The new kid at school, Keisha lived in the Franklin County community of Rocky Ford with her great-uncle Bill and Aunt Rose. Well into their retirement years, Uncle Bill and Aunt Rose raised Keisha on old-time religion and age-old traditions.
Despite their advanced age and considerable generation gap, Uncle Bill and Aunt Rose showered Keisha with the trendiest toys and most modern accessories – all the envy of my first grade classmates. Oddly, it wasn’t Keisha’s collection of Nintendo games that I coveted most, nor was it her hot pink Trapper Keeper that unfastened with a Velcro rip. Instead, it was Keisha’s lunch box.
“Look what Uncle Bill got me!” Keisha bragged one day during lunch, while my schoolmates and I climbed onto our wooden chairs and slid the squeaking seats to our imaginary placemats.
“Alf!” we all screamed as Keisha unsnapped the top lid of her new, fire-engine red lunch box, brandishing a galactic backdrop and the popular, brown-furred alien from Melmac.
“Let me see it!” I begged, joined by the others who likewise wanted to examine the plastic lunch box advertising the 1980’s family sitcom. Keisha gloated and giggled as the envied lunch box was passed from one set of stubby fingers to the next.
Meanwhile, I sulked as I picked at my peanut butter and jelly sandwich. As lunch time gave way to class time, I silently strategized how to acquire my own Alf lunch box.
“Uncle Bill got Keisha an Alf lunch box!” I told Mama after school, as she prepared my daily afternoon snack.
“Eat your cookies over the kitchen table,” Mama instructed, ignoring my implication as she placed two Oreos onto a paper towel.
“Mama, I want an Alf lunch box,” I said, dunking one of the Oreos into a glass of milk.
“You already have a lunch box,” Mama answered, while I chomped the soggy cookie.
“But I want an Alf lunch box,” I frowned, as chocolate crumbs drifted onto my lap.
“You’re making a mess,” Mama fussed. “Eat your snack over the kitchen table.”
“Mama!” I cried, accidentally knocking my crumb-covered napkin off the kitchen table. “I want an Alf lunch box!”
“You ungrateful children are ruining my house!” Mama exploded as black specks scattered onto her kitchen floor. “You don’t need an Alf lunch box!” she hollered as I leapt from the kitchen table and fled from her fly swatter.
The next day at school, a strangely solemn Keisha raised her hand following the morning’s Pledge of Allegiance.
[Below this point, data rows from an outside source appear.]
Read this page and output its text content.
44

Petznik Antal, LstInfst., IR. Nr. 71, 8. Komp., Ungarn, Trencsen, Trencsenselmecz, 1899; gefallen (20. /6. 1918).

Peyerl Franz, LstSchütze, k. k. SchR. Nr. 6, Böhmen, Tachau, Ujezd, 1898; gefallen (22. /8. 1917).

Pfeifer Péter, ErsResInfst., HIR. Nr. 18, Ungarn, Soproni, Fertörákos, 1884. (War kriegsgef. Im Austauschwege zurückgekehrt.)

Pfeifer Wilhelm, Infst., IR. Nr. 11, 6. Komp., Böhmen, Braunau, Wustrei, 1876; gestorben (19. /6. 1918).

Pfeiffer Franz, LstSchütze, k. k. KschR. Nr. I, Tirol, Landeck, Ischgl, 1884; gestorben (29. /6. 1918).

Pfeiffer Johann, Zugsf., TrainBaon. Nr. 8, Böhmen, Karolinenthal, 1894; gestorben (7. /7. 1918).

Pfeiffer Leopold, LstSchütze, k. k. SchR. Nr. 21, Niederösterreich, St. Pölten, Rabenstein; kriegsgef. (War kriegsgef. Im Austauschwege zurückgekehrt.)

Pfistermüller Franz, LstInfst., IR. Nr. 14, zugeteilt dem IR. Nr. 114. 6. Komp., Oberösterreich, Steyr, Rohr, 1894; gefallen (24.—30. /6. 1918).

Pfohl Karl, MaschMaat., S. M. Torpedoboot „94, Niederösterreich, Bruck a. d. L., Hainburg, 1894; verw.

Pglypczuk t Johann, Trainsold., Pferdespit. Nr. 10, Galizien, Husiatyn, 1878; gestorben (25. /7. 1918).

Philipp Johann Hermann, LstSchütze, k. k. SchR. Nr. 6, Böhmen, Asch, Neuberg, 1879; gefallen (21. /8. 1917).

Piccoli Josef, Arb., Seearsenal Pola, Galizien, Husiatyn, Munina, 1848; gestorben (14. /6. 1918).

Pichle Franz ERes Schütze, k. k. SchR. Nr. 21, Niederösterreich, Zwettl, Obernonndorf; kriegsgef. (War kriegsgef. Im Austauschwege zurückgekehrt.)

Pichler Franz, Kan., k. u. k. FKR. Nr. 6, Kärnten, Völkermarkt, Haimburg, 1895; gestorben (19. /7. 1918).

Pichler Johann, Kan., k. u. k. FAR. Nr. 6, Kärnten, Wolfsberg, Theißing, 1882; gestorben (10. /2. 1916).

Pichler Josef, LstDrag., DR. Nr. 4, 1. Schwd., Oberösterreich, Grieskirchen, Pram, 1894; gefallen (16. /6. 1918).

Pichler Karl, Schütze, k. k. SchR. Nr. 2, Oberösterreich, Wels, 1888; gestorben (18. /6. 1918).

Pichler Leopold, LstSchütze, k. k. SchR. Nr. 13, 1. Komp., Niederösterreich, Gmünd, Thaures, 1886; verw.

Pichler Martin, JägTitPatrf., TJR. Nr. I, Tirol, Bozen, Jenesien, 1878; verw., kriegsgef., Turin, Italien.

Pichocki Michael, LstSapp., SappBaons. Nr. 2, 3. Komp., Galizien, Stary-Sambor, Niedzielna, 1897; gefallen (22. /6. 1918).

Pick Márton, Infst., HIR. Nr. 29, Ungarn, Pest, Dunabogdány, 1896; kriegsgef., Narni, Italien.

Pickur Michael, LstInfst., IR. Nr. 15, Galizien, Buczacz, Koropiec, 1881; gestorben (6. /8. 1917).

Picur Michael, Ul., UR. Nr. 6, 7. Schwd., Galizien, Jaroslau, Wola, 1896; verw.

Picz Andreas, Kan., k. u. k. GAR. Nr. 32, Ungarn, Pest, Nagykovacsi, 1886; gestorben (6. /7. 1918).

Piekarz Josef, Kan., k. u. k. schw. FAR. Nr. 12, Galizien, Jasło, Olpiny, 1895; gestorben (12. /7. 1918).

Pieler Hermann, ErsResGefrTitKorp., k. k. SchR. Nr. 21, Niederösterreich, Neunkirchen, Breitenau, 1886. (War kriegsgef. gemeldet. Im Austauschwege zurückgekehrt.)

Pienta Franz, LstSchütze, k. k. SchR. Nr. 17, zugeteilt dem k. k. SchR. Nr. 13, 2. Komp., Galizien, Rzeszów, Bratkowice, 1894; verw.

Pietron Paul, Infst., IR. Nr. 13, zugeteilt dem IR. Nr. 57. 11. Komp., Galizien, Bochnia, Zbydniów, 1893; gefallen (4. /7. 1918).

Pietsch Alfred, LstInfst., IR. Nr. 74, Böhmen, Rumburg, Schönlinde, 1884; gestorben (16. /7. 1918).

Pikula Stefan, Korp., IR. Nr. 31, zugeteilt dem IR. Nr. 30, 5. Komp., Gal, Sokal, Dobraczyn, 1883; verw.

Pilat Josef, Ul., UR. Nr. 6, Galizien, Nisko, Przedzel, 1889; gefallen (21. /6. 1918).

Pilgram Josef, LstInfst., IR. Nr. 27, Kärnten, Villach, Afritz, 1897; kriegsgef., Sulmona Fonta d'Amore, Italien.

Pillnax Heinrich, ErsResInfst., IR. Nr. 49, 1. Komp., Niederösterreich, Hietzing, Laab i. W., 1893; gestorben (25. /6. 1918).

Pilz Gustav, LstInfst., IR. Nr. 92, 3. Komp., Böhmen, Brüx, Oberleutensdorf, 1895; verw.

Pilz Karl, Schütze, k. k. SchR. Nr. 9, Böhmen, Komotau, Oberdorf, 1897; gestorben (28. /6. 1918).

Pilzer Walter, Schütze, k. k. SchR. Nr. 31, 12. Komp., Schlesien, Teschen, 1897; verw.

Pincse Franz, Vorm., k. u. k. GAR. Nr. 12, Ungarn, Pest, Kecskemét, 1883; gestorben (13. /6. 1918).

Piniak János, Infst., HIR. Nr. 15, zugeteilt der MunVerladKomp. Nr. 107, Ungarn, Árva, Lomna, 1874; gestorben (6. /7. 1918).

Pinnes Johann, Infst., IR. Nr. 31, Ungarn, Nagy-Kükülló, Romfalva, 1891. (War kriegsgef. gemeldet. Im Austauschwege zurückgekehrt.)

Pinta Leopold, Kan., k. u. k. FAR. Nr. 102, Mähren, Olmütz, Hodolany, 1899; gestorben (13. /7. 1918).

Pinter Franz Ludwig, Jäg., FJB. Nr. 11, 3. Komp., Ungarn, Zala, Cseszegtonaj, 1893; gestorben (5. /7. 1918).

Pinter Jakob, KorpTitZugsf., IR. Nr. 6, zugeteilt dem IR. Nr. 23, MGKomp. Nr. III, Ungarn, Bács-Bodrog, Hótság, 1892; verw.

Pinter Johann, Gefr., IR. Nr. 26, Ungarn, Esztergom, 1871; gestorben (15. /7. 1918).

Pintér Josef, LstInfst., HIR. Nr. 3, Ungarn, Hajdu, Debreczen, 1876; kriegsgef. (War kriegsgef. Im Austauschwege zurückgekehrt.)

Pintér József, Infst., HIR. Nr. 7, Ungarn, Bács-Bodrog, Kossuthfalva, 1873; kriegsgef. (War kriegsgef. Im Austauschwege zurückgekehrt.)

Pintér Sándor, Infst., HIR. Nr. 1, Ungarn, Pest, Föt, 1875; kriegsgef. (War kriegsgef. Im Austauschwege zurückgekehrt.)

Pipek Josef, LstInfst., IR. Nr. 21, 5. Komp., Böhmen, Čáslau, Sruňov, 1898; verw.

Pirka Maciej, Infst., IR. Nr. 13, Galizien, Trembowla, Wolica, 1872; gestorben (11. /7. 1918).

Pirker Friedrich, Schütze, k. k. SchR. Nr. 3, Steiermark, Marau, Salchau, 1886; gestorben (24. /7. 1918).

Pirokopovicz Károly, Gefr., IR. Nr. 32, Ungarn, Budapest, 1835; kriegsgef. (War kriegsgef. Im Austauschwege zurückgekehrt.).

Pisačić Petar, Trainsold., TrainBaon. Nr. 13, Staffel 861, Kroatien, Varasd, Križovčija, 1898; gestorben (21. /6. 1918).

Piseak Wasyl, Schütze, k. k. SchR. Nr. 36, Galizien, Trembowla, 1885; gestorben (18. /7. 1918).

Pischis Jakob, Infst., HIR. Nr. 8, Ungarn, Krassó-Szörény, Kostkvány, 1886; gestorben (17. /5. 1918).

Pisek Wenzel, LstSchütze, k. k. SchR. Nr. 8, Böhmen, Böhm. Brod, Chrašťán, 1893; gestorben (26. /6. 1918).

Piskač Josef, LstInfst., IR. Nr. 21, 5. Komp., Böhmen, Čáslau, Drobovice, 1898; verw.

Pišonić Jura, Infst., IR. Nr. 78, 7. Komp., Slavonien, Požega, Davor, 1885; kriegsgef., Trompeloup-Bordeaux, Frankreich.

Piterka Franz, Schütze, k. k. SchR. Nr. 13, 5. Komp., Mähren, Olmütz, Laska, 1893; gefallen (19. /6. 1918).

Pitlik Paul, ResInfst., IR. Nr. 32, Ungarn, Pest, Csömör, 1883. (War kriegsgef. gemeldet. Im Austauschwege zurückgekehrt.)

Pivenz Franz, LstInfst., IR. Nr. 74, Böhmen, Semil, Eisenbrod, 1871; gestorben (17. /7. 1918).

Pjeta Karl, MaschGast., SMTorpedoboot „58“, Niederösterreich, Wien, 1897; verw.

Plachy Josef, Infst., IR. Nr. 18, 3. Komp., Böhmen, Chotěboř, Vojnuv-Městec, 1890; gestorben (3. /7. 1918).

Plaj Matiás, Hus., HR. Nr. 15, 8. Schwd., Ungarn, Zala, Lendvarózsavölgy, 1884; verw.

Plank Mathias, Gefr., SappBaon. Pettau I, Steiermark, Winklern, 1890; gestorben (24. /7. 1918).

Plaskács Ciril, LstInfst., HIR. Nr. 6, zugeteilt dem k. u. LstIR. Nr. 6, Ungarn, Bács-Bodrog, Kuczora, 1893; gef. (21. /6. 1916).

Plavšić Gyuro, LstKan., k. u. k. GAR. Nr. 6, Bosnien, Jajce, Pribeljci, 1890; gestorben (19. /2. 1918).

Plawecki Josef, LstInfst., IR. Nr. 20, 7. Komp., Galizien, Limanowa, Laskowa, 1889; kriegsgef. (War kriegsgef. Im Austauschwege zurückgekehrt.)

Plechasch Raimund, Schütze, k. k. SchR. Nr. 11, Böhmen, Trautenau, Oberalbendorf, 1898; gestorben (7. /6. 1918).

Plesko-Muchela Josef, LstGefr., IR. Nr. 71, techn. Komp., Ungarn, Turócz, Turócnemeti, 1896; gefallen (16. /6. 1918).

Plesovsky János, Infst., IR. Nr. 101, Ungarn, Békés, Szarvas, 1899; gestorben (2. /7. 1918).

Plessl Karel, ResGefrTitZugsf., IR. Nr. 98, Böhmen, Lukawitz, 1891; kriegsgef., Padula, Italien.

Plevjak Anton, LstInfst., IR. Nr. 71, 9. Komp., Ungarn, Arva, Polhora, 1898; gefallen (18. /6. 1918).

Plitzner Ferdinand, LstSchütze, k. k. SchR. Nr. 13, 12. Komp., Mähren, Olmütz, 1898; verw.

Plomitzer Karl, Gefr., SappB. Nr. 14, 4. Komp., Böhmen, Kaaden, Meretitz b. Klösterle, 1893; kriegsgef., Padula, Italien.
“Can I call Uncle Bill?” she asked the teacher, who then questioned Keisha’s need to call home.
“I forgot my lunch,” she cried, and then scurried to the office.
I assumed Keisha’s panic was contagious. Because suddenly, the teacher ceased her lecture on counting coins and commenced to clutching her own throat in a most peculiar manner. My schoolmates and I gawked at the teacher, who then released her scarlet-splotched throat and thrust her trembling hand towards an open classroom window.
Had I known the meaning of a “mirage” back then, I would have defined the spectacle as such. For there, slowly sliding from one side of the window sill to the other was a lunch box. A red lunch box. A fire-engine red Alf lunch box.
My classmates and I applauded as the Alf lunch box bobbed about the window sill in a jitterbug fashion.
Just as our teacher neared collapse, the peak of a brown hat ascended the window sill. Keisha cackled as Uncle Bill’s head popped up in a comical Jack-in-the-Box fashion, jolting our classroom, and even the green-faced teacher, into an uproar.
I’m not sure what ever happened to that Alf lunch box. Like the TV series, I’m sure it was replaced by a newer one, as is the norm with our ever-evolving pop-culture fads. Regardless, I often think back to that day at Epsom School, when Uncle Bill paid a visit to our first grade class … and by way of an open window, made sure Keisha got her lunch.